Friday, 6 March 2015

New Risk Management Dept. to oversee EPF fund management

A new risk management unit has been set up by the Central Bank to outline proper rules and regulations that would ensure risks are minimized in the process of managing the Employees’Provident Fund (EPF).The unit has been established on the instructions of Central Bank Governor, Arjuna Mahendran in a bid to avoid explicit conflict of interest, when the EPF invests in banks’ shares, which are regulated by the Central Bank. 

“One way of addressing this issue (conflict of interest)in managing debt or the EPF is establishing rules and ways of conducting business that would ensure risk in its broader sense is managed effectively. 
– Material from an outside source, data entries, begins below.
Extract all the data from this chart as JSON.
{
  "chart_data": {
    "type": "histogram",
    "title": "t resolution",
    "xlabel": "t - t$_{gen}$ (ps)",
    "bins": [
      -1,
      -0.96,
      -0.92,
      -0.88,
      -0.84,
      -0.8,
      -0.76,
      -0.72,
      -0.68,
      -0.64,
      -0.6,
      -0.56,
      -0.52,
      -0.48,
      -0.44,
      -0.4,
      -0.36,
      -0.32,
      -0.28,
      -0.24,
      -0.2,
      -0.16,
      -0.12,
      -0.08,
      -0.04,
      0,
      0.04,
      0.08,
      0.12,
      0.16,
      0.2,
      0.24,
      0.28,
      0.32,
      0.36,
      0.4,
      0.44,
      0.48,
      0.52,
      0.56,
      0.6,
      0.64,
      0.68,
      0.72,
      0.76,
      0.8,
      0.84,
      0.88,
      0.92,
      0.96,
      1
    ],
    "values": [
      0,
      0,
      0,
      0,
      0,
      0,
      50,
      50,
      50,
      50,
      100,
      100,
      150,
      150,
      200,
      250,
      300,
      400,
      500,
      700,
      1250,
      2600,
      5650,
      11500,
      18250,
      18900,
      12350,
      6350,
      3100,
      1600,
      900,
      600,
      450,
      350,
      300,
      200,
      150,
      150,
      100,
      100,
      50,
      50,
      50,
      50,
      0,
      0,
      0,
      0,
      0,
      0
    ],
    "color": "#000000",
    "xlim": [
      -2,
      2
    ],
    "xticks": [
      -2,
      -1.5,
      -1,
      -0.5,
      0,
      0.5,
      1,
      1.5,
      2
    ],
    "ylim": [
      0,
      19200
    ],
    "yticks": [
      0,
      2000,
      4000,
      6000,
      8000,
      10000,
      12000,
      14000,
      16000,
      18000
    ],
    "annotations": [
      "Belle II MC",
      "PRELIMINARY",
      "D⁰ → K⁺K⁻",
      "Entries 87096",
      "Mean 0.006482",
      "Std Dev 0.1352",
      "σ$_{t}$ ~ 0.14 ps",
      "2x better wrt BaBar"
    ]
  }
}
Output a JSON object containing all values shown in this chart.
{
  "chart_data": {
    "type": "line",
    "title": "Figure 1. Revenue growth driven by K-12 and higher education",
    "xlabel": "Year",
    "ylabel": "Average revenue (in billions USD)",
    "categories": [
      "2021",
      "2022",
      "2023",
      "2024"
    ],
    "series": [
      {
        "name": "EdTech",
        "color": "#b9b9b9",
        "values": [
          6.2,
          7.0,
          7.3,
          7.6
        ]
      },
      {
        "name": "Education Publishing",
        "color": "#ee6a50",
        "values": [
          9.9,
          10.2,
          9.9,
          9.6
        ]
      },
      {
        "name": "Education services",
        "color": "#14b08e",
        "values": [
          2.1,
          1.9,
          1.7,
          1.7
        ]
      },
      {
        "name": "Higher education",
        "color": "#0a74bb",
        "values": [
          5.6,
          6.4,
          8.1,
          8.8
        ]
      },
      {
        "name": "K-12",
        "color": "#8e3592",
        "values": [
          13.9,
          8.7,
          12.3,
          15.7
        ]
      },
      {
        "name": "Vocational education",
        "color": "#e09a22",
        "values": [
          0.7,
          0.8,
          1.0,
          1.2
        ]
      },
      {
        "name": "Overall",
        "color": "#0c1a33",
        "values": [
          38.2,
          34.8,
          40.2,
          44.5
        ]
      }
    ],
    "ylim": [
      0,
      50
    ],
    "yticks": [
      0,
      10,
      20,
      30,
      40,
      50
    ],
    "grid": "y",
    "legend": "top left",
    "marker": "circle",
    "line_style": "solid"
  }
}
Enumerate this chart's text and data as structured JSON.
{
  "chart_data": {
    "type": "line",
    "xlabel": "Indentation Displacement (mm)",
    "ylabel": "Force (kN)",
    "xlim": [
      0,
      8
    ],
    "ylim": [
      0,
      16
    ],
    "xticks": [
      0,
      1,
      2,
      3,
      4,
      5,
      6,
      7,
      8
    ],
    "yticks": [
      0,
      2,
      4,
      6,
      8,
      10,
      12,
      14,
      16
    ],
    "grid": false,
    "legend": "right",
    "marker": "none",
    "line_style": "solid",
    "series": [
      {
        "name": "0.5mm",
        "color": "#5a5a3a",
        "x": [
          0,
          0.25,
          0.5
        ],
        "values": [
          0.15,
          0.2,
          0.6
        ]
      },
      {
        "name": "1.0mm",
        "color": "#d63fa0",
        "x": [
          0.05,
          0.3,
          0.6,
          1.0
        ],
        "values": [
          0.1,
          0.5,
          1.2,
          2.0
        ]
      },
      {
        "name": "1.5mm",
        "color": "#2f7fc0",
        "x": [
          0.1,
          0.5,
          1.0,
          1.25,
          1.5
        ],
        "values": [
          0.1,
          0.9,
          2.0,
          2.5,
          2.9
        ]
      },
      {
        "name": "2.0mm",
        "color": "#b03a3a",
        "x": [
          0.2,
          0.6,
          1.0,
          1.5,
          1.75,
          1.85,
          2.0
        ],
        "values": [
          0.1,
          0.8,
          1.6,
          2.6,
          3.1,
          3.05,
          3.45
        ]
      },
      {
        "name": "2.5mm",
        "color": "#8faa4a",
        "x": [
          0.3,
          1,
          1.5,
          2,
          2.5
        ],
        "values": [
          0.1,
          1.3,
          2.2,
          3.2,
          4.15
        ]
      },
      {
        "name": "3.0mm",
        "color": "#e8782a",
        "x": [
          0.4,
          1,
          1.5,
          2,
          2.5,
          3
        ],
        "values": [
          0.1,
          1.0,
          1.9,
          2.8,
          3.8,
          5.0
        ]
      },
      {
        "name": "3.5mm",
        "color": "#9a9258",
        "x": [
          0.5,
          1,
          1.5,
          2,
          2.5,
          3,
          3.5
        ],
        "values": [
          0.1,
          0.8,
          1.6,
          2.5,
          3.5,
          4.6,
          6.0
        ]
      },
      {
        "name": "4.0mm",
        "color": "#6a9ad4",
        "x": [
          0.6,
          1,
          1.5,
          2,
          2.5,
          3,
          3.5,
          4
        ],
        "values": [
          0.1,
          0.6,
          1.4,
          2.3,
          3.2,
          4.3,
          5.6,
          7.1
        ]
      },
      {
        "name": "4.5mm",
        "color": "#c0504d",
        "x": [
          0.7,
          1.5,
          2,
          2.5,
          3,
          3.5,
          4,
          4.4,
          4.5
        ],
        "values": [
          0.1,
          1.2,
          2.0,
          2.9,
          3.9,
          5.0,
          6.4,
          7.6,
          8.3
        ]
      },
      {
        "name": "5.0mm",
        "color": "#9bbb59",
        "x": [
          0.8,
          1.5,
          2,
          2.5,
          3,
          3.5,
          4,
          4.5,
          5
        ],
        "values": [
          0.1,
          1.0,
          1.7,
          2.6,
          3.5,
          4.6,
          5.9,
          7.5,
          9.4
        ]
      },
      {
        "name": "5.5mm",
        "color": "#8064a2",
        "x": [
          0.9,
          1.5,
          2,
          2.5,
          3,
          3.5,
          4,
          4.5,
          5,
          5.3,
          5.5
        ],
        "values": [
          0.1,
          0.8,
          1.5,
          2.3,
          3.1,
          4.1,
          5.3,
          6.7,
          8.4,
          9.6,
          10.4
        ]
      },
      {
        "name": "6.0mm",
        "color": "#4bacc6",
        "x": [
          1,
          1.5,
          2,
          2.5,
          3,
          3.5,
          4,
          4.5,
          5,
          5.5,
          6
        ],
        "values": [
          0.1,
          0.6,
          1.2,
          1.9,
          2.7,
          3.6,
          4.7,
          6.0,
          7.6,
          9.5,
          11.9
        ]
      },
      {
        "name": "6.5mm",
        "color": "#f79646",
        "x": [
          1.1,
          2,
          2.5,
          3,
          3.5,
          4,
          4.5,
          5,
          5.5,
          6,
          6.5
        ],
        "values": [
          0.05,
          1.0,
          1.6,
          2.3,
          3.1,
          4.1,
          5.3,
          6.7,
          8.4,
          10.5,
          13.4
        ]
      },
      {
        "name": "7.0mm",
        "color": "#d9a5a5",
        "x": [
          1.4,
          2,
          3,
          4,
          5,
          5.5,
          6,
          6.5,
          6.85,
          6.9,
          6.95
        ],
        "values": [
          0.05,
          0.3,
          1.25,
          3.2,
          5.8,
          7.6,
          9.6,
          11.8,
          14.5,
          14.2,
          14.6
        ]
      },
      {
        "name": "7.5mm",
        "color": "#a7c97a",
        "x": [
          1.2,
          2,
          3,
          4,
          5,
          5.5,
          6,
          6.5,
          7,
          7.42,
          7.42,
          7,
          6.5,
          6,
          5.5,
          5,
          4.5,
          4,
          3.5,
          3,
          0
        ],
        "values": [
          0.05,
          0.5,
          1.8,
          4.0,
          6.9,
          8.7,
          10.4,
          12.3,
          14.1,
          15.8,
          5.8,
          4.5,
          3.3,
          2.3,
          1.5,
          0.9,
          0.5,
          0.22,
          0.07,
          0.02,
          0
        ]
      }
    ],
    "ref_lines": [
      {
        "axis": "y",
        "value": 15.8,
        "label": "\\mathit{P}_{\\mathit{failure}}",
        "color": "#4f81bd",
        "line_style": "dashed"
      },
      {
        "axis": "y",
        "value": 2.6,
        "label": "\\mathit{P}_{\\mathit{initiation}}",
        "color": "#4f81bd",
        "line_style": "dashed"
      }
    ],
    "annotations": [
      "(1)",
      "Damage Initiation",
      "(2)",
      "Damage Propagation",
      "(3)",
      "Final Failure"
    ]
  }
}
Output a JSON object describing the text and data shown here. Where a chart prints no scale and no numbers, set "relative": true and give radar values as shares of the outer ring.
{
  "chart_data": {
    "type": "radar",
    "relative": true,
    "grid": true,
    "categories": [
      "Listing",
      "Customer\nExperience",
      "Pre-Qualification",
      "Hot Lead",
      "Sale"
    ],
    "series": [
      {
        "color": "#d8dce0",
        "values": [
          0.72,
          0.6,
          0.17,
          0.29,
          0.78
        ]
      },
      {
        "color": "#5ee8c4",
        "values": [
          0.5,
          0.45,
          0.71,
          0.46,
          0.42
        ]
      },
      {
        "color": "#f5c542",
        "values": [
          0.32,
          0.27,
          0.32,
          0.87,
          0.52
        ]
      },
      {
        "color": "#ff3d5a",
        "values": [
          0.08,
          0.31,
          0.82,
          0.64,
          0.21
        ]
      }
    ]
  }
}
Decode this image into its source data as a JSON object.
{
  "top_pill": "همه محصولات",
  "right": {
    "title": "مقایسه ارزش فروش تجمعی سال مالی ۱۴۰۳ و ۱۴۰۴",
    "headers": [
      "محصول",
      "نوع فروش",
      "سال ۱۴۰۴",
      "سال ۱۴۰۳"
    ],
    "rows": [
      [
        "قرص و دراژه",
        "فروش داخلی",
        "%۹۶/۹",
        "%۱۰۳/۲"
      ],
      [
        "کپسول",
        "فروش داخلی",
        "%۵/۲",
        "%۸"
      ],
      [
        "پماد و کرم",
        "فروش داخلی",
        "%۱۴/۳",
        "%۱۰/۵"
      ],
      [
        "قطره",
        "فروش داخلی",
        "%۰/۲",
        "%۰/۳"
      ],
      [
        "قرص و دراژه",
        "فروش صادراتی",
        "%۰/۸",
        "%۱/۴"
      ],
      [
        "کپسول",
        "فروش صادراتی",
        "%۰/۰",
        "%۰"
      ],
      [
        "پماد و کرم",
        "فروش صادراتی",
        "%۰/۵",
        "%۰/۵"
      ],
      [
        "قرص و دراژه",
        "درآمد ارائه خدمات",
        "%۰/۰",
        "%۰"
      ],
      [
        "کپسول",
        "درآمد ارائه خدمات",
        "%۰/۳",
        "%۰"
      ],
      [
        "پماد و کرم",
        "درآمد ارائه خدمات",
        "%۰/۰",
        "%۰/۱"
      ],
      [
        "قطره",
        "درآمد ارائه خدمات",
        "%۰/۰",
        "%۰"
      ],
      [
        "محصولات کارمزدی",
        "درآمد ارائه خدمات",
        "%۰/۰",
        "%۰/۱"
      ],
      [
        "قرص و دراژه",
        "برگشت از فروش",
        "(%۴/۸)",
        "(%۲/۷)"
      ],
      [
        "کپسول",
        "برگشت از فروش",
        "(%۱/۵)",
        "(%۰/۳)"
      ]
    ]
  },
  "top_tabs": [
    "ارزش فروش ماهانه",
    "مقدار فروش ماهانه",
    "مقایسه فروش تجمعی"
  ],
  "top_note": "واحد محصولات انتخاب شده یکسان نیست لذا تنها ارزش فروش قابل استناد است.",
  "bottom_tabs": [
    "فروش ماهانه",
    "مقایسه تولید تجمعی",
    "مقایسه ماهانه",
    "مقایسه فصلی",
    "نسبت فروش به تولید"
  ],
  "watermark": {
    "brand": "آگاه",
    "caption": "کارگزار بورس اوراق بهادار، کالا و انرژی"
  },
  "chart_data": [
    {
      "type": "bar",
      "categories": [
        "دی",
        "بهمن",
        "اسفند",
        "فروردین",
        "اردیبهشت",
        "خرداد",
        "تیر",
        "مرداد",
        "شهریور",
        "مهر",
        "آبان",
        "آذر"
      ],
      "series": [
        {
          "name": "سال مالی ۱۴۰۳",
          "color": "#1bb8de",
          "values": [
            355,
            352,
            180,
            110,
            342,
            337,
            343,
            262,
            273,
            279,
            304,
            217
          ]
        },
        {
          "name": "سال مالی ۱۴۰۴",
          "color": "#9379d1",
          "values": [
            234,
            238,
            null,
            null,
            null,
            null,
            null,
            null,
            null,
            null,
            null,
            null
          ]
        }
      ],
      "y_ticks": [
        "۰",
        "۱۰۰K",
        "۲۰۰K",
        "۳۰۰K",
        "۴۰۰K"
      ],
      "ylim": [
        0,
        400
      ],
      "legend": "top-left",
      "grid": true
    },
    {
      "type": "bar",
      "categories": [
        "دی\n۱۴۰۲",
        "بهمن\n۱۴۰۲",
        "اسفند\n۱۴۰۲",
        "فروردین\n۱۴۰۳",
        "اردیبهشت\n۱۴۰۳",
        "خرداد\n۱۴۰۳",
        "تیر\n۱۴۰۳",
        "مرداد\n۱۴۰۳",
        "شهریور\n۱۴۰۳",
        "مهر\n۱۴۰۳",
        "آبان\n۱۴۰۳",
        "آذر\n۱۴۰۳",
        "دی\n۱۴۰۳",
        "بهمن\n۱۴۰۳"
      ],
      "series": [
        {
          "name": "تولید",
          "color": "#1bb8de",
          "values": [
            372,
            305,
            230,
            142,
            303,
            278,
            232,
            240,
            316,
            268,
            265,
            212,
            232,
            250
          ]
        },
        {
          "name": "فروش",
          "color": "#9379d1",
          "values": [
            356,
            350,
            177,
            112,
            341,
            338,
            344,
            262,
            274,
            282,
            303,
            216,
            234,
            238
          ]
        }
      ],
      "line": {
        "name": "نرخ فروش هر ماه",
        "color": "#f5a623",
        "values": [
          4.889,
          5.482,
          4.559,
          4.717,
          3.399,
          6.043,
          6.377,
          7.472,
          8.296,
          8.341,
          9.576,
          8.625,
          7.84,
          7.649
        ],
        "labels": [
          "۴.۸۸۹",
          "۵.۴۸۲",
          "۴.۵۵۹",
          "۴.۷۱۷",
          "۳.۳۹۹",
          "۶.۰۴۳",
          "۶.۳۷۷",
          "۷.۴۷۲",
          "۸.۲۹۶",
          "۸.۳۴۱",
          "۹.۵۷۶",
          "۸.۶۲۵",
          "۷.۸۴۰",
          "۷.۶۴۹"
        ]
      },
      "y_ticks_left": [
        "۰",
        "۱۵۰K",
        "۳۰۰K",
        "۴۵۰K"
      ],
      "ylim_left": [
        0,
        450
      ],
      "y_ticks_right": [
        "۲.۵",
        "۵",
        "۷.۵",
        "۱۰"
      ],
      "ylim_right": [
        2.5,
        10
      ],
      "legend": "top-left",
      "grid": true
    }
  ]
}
I have recently opened up a new department in the bank – Department of Risk Management,” Mahendran said.Speaking at the Sri Lanka Legal Summit held yesterday at the Cinnamon Grand hotel Colombo, he further said the Central Bank is currently working with institutions in the United States and other developed countries on knowledge transfers to enhance risk management functions of the bank. 

The newly appointed Governor is of the belief that such a system will enable the Central Bank to alleviate some of the issues and allegations of mismanagement and conflicts of interest surrounding the bank, in managing the country’s single largest pension fund, particularly due to its controversial investments in certain listed shares. 

According to Mahendran, the new unit will not just oversee the EPF but will also apply its expertise to all other agency functions such as public debt management and fiscal advisory role to the government, official depository and financial advisor and administration of Exchange Control Act. 

The observation made by Central Bank Governor yesterday on the future course of action on EPF is however in contradiction with what he said a month ago. “I wouldn’t want to jump the gun and divest these (shares of listed banks) immediately, though it is desirable, because we have to have more liquidity in public markets for these bank shares, and indeed all the other shares which have been acquired by the government through the EPF in the last few years,” Mahendran told a post-budget seminar organized by Ceylon Chamber of Commerce. 

Under the previous regime, the Central Bank had been accumulating shares of banks and other nonbank finance institutions (and other listed entities) through the EPF— up to the single shareholder limit of 10 percent in certain cases, and appointed directors to their boards, virtually nationalizing private sector banks in the country in order to fund state projects, if otherwise would not get funded.